Indian automotive enthusiasts are still disappointed at the fact that Tata Motors is not offering AWD for its present range-topper, at least as an option. Rumours suggest that the upcoming Tata Gravitas (7-seater Harrier) will debut with a front-wheel-biased AWD system since it is often regarded as a proper upgrade from the Hexa or Aria; both of which had 4×4 variants. However, it is still too early to reach a conclusion.
Our market has a serious lack of AWD crossovers/SUVs since automakers are increasing their focus on ‘urban SUVs’ that are essentially raised hatchbacks with bulkier fenders. At the moment, FCA India’s Jeep Compass is the most affordable AWD product coming in the crossover/SUV category. Meanwhile, the Tata Harrier is equipped with Terrain Response (dedicated off-road modes) albeit front-wheel-drive.
Shown here is a Tata Harrier BS4 riding on a set of ‘T/A’ (Traction Advantage) all-terrain tyres by BFGoodrich. Wheels remain stock. As per a post shared on Tata Harrier Club India Facebook group, its owner made the upgrade only recently.

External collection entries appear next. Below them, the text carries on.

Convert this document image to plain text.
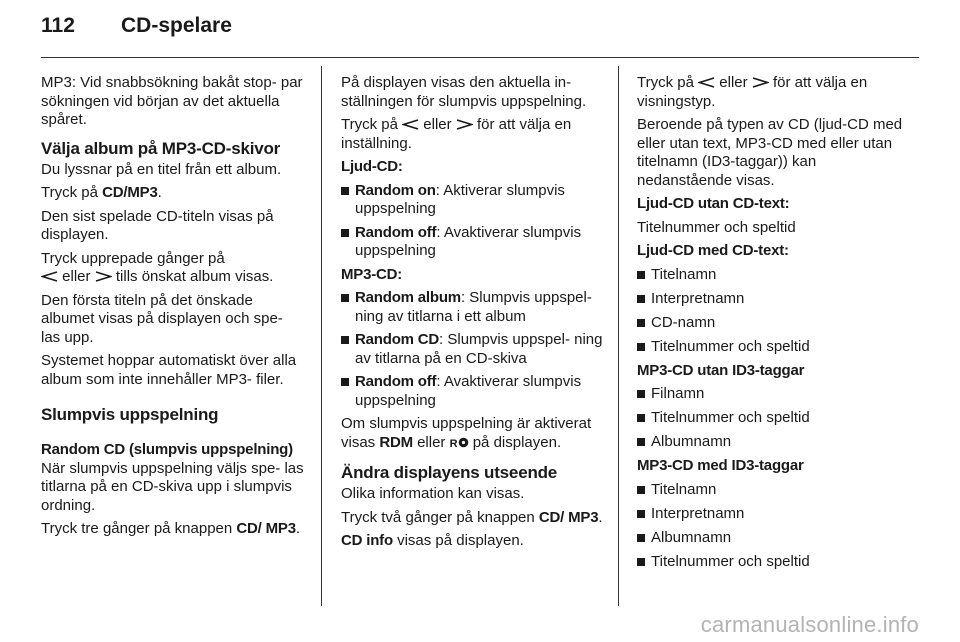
112	CD-spelare

MP3: Vid snabbsökning bakåt stop- par sökningen vid början av det aktuella spåret.

Välja album på MP3-CD-skivor

Du lyssnar på en titel från ett album.

Tryck på CD/MP3.

Den sist spelade CD-titeln visas på displayen.

Tryck upprepade gånger på
eller  tills önskat album visas.

Den första titeln på det önskade albumet visas på displayen och spe- las upp.

Systemet hoppar automatiskt över alla album som inte innehåller MP3- filer.

Slumpvis uppspelning
Random CD (slumpvis uppspelning)

När slumpvis uppspelning väljs spe- las titlarna på en CD-skiva upp i slumpvis ordning.

Tryck tre gånger på knappen CD/ MP3.

På displayen visas den aktuella in- ställningen för slumpvis uppspelning.

Tryck på  eller  för att välja en inställning.

Ljud-CD:
Random on: Aktiverar slumpvis uppspelning
Random off: Avaktiverar slumpvis uppspelning
MP3-CD:
Random album: Slumpvis uppspel- ning av titlarna i ett album
Random CD: Slumpvis uppspel- ning av titlarna på en CD-skiva
Random off: Avaktiverar slumpvis uppspelning

Om slumpvis uppspelning är aktiverat visas RDM eller R på displayen.

Ändra displayens utseende

Olika information kan visas.

Tryck två gånger på knappen CD/ MP3.

CD info visas på displayen.

Tryck på  eller  för att välja en visningstyp.

Beroende på typen av CD (ljud-CD med eller utan text, MP3-CD med eller utan titelnamn (ID3-taggar)) kan nedanstående visas.

Ljud-CD utan CD-text:

Titelnummer och speltid

Ljud-CD med CD-text:
Titelnamn
Interpretnamn
CD-namn
Titelnummer och speltid
MP3-CD utan ID3-taggar
Filnamn
Titelnummer och speltid
Albumnamn
MP3-CD med ID3-taggar
Titelnamn
Interpretnamn
Albumnamn
Titelnummer och speltid
carmanualsonline.info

Installing all-terrain tyres — be it on FWD, RWD or AWD vehicles — has its own merits and demerits. If the general purpose is to tackle rough terrain conditions, downsides can be easily ignored. However, all-terrain tyres can create more road noise and a noticeable change in driving characteristics whilst doing higher speeds. Fuel economy could also see a mild decrease.
In this case, the owner states that his previous Renault Duster had Hankook all-terrain tyres and drove without any dealbreaker. This particular Harrier BS4 would be able to face extreme terrain situations with ‘relative ease’ though its sideboards (aftermarket accessory) make a slight compromise on ground clearance. From the owner’s initial driving experience, an increase in grip and cruising comfort (at 80-100km/h) were noted.
The 2019MY Tata Harrier BS4 was powered by a 2.0-litre Kryotec diesel four-cylinder engine (derived from FCA group’s Multijet 2.0 mill) making 138bhp and 350Nm of torque. It was sold only with a 6-speed manual. In BS6 format, the engine makes about 30bhp more. A 6-speed TC automatic transmission (sourced from Hyundai Motor) is optional.